The Honeynet Project Chinese Chapter - Status Report 2011

ORGANIZATION

The Chinese Chapter consists of the following people:
* Jianwei Zhuge, Tsinghua
* Chengyu Song, Gatech
* Zhijie Chen, Berkeley
* Xinhui Han, PKU
* Yong Tang, NUDT
* Huilin Zhang, PKU
* Zhongjie Wang, PKU
* Lingfeng Sun, HuaweiSymantec
* Jian Jiang, Tsinghua
* Youzhi Bao, PKU
* Cong Zheng, PKU

The Chapter members are interested in research projects covering the following topics:

1. Low-interaction/high-interaction client honeypots
2. Distributed honeynet deployment, operation and data analysis
3. Automated malware collection and analysis systems
4. Android malware analysis

DEPLOYMENTS

We have recently deployed three instances of dionaea/kippo honeypot sensors.
We requested several Honeeebox sensors, but haven't received yet.

RESEARCH AND DEVELOPMENT

* Zhijie Chen and Cong Zheng contributed some codes to PhoneyC.
* Chengyu Song developed hv-sebek, a prototype tool for honeypot monitoring based on hardware virtualization technology. during Google Summer of Code 2010.
* Huilin Zhang developed PDFHoneyC, a prototype tool for detect malicious PDF files, during Google Summer of Code 2010.
* Zhongjie Wang developed TraceXploit, mentored by Jianwei Zhuge, but in POC state, during Google Summer of Code 2010.
* Cong Zheng is currently designing and developing an Android static analysis GUI tool during the Google Summer of Code 2011.
* Youzhi Bao is currently designing and developing COM simulation extension module for Capture-HPC during the Google Summer of Code 2011.

PAPERS AND PRESENTATIONS

* C. Song, B. Hay, J. Zhuge.

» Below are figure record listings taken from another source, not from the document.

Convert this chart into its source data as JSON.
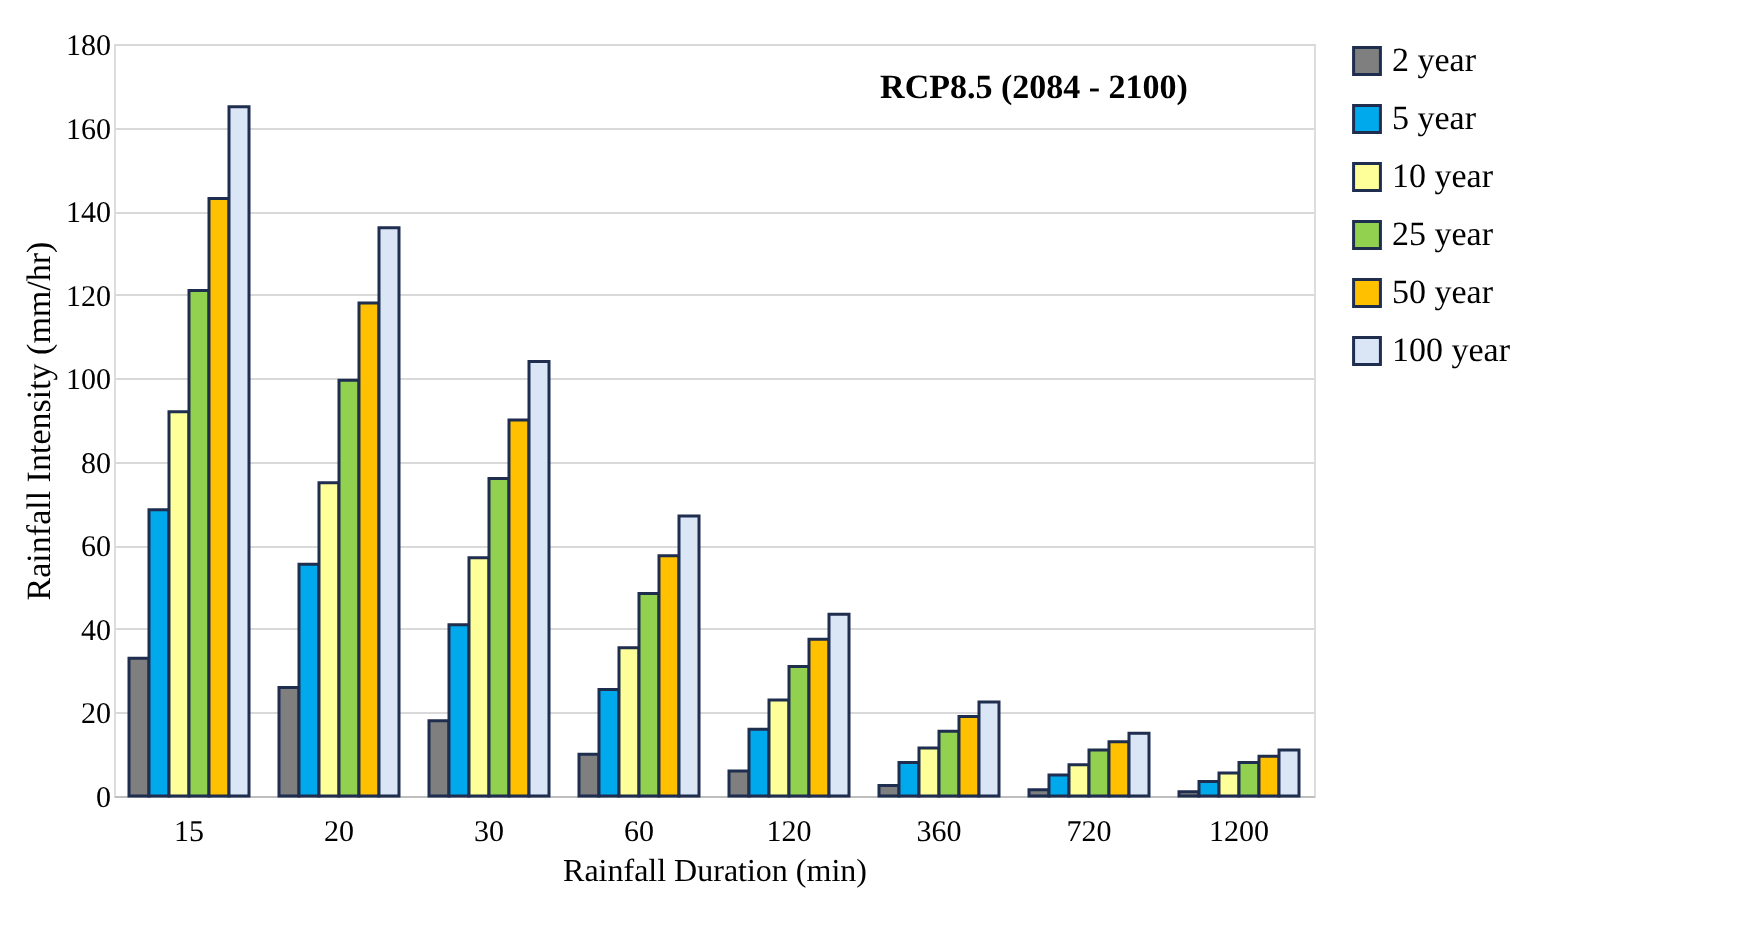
{
  "chart_data": {
    "type": "bar",
    "title": "RCP8.5 (2084 - 2100)",
    "xlabel": "Rainfall Duration (min)",
    "ylabel": "Rainfall Intensity (mm/hr)",
    "categories": [
      "15",
      "20",
      "30",
      "60",
      "120",
      "360",
      "720",
      "1200"
    ],
    "series": [
      {
        "name": "2 year",
        "color": "#7f7f7f",
        "values": [
          33,
          26,
          18,
          10,
          6,
          2.5,
          1.5,
          1
        ]
      },
      {
        "name": "5 year",
        "color": "#00a8ec",
        "values": [
          68.5,
          55.5,
          41,
          25.5,
          16,
          8,
          5,
          3.5
        ]
      },
      {
        "name": "10 year",
        "color": "#ffff99",
        "values": [
          92,
          75,
          57,
          35.5,
          23,
          11.5,
          7.5,
          5.5
        ]
      },
      {
        "name": "25 year",
        "color": "#92d050",
        "values": [
          121,
          99.5,
          76,
          48.5,
          31,
          15.5,
          11,
          8
        ]
      },
      {
        "name": "50 year",
        "color": "#ffc000",
        "values": [
          143,
          118,
          90,
          57.5,
          37.5,
          19,
          13,
          9.5
        ]
      },
      {
        "name": "100 year",
        "color": "#dae6f6",
        "values": [
          165,
          136,
          104,
          67,
          43.5,
          22.5,
          15,
          11
        ]
      }
    ],
    "ylim": [
      0,
      180
    ],
    "yticks": [
      0,
      20,
      40,
      60,
      80,
      100,
      120,
      140,
      160,
      180
    ],
    "grid": "y",
    "legend": "right"
  }
}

Know Your Tools: Qebek – Conceal the Monitoring, Know Your Tools Whitepaper.
* Z. Chen, G. Gu, J. Zhuge, J. Nazario, X. Han, WebPatrol: Automated Collection and Replay of Web-based Malware Scenarios, In Proceedings of the 6th ACM Symposium on Information, Computer and Communications Security (ASIACCS’11) , HongKong, China, March 2011(Acceptance ratio 16%=35/217).
* J. Zhuge, An Introduction to Kippo Honeypot, Chinese Education Network, In Chinese.

GOALS
1. Distributively deploy HonEeeBox Honeypots and more dionaea/kippo/glastopf sensors on CERNET, and build the threat data center for the threat monitoring and analysis, providing support for CCERT team.
2. Continue improving the tools that we have contributed during GSoC 2011 and GSoC 2010.

MISC ACTIVITIES
We contributed to the Forensic Challenge 2010 Chinese Version, but failed to attract more Chinese to involve in.